Dall’unità d’Italia in poi si è assistito all’affermarsi e al consolidarsi di un fenomeno che ha raggiunto il suo massimo apice negli anni della società di massa: la nascita e lo sviluppo dell’italiano “popolare”, definizione contestata perché intrisa di una connotazione inconsapevolmente spregiativa, anche se, nonostante questo, conserva un buon livello di efficacia. Nasceva uno Stato, con tutti i conseguenti problemi di ordine economico e politico, e nasceva, al contempo, l’esigenza di abbandonare il dialetto e sforzarsi di apprendere una lingua sino ad allora mai sperimentata: quell’italiano codificato da Pietro Bembo nel 1525, con un’attenzione completamente rivolta alla dimensione scritta; rivisto e proposto, non senza polemiche, da Alessandro Manzoni ne I Promessi Sposi.

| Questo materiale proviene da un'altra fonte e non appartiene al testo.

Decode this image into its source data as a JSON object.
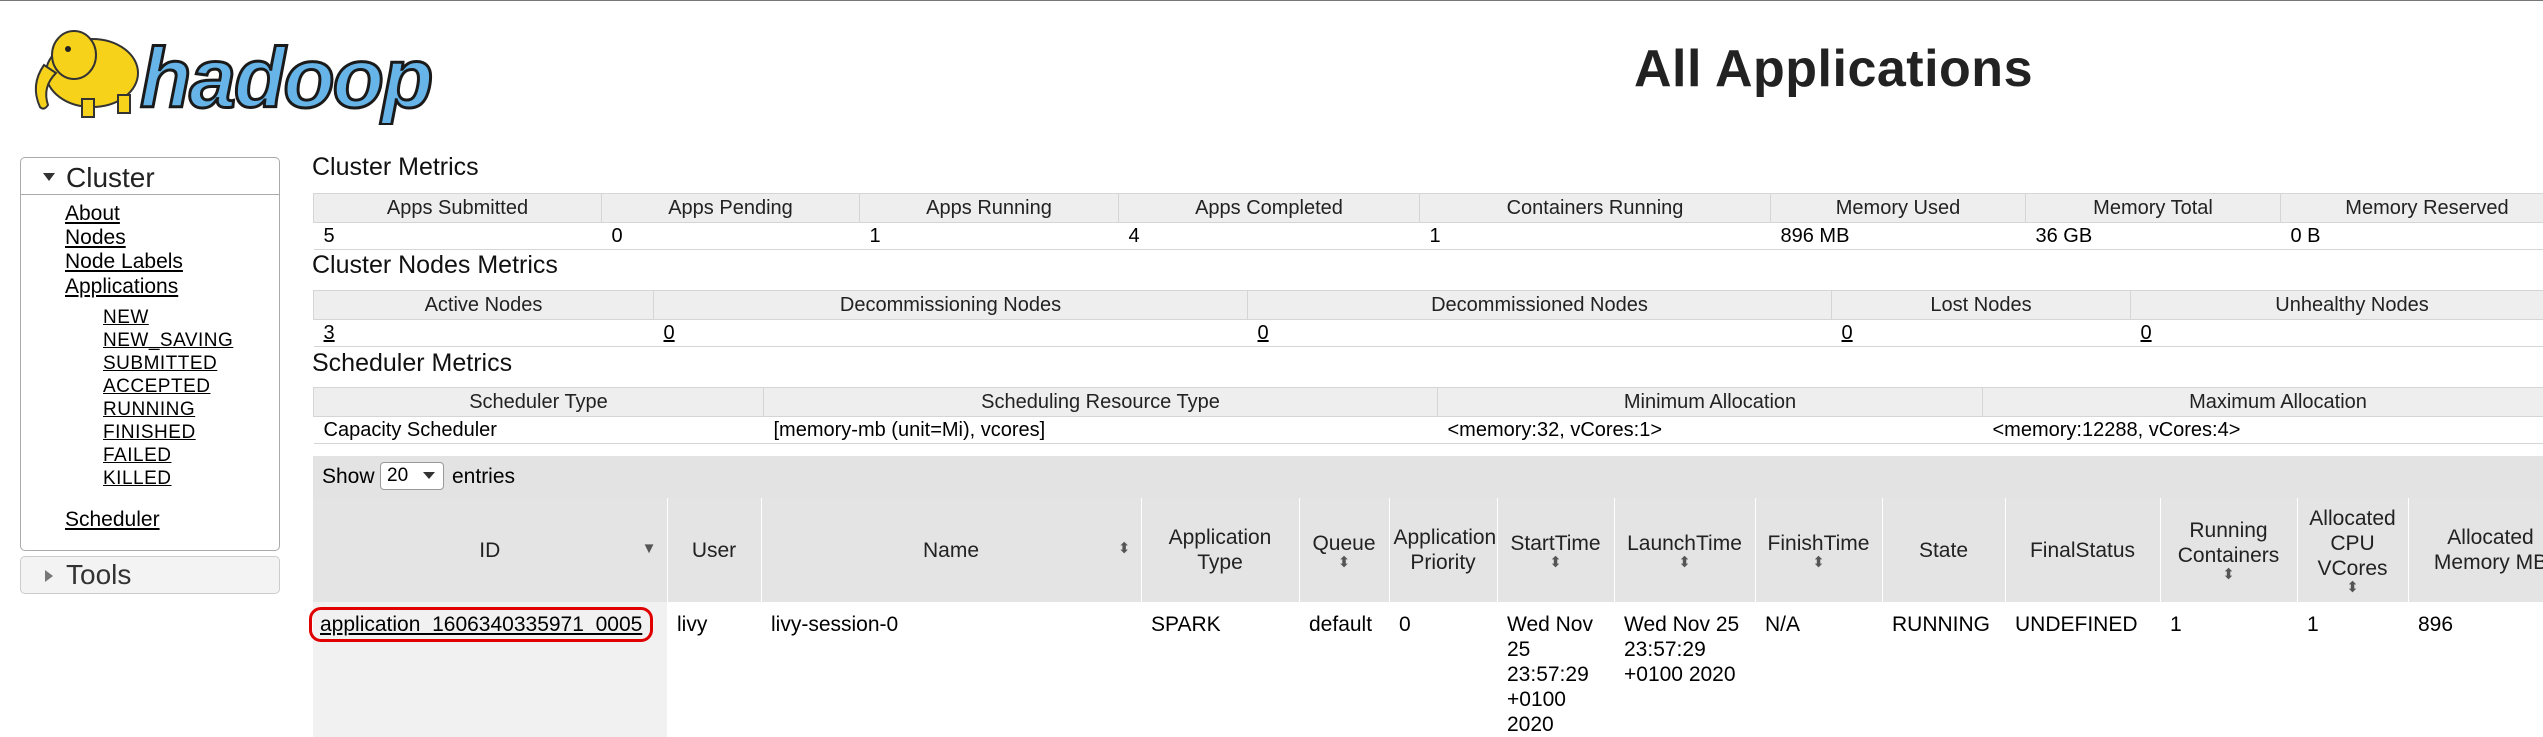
{
  "header": {
    "logo_text": "hadoop",
    "page_title": "All Applications"
  },
  "sidebar": {
    "cluster_label": "Cluster",
    "links": [
      "About",
      "Nodes",
      "Node Labels",
      "Applications"
    ],
    "app_states": [
      "NEW",
      "NEW_SAVING",
      "SUBMITTED",
      "ACCEPTED",
      "RUNNING",
      "FINISHED",
      "FAILED",
      "KILLED"
    ],
    "scheduler_label": "Scheduler",
    "tools_label": "Tools"
  },
  "cluster_metrics": {
    "title": "Cluster Metrics",
    "headers": [
      "Apps Submitted",
      "Apps Pending",
      "Apps Running",
      "Apps Completed",
      "Containers Running",
      "Memory Used",
      "Memory Total",
      "Memory Reserved"
    ],
    "values": [
      "5",
      "0",
      "1",
      "4",
      "1",
      "896 MB",
      "36 GB",
      "0 B"
    ]
  },
  "node_metrics": {
    "title": "Cluster Nodes Metrics",
    "headers": [
      "Active Nodes",
      "Decommissioning Nodes",
      "Decommissioned Nodes",
      "Lost Nodes",
      "Unhealthy Nodes"
    ],
    "values": [
      "3",
      "0",
      "0",
      "0",
      "0"
    ]
  },
  "scheduler_metrics": {
    "title": "Scheduler Metrics",
    "headers": [
      "Scheduler Type",
      "Scheduling Resource Type",
      "Minimum Allocation",
      "Maximum Allocation"
    ],
    "values": [
      "Capacity Scheduler",
      "[memory-mb (unit=Mi), vcores]",
      "<memory:32, vCores:1>",
      "<memory:12288, vCores:4>"
    ]
  },
  "entries": {
    "show_label": "Show",
    "page_size": "20",
    "entries_label": "entries"
  },
  "apps_table": {
    "columns": [
      "ID",
      "User",
      "Name",
      "Application Type",
      "Queue",
      "Application Priority",
      "StartTime",
      "LaunchTime",
      "FinishTime",
      "State",
      "FinalStatus",
      "Running Containers",
      "Allocated CPU VCores",
      "Allocated Memory MB"
    ],
    "rows": [
      {
        "id": "application_1606340335971_0005",
        "user": "livy",
        "name": "livy-session-0",
        "type": "SPARK",
        "queue": "default",
        "priority": "0",
        "start_time": "Wed Nov 25 23:57:29 +0100 2020",
        "launch_time": "Wed Nov 25 23:57:29 +0100 2020",
        "finish_time": "N/A",
        "state": "RUNNING",
        "final_status": "UNDEFINED",
        "running_containers": "1",
        "allocated_vcores": "1",
        "allocated_memory": "896"
      }
    ]
  },
  "colors": {
    "highlight": "#e00000",
    "header_bg": "#e4e4e4",
    "logo_yellow": "#f7d21b",
    "logo_blue": "#66b4e8"
  }
}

La storia della lingua italiana è caratterizzata da una continua tensione fra due poli, quello dello scritto conservativo e quello del parlato aperto ai cambiamenti: una tensione tra la fissità del cristallo e il movimento della fiamma, che è andata sempre più acuendosi nel corso dei secoli. Nel Cinquecento, l’italiano era stato appena codificato da Bembo nelle sue Prose della volgar lingua; nell’Ottocento, Manzoni impose persino un modello – quello fiorentino –, non senza polemizzare con Ascoli, che gli contestava l’ingenuità di non aver considerato l’assenza di un grande centro propulsore nella Penisola (come Parigi in Francia): per il linguista, il nuovo idioma avrebbe dovuto essere il frutto di spinte provenienti dal basso e non di un diktat delle alte gerarchie. Oggi, la situazione è radicalmente cambiata: nessuno accetterebbe di buon grado che un’Accademia o un’élite ristretta regolamentassero gli usi linguistici e la consapevolezza delle dinamiche interne alla lingua è sicuramente maggiore, così come quella del continuo do ut des tra scritto e parlato: insomma, i veri protagonisti dell’evoluzione linguistica sono tutti i parlanti, non soltanto i teorici e gli studiosi (d’altra parte, i linguisti, più che imporre, si limitano a descrivere e consigliare ciò che è maggiormente accettato e accettabile).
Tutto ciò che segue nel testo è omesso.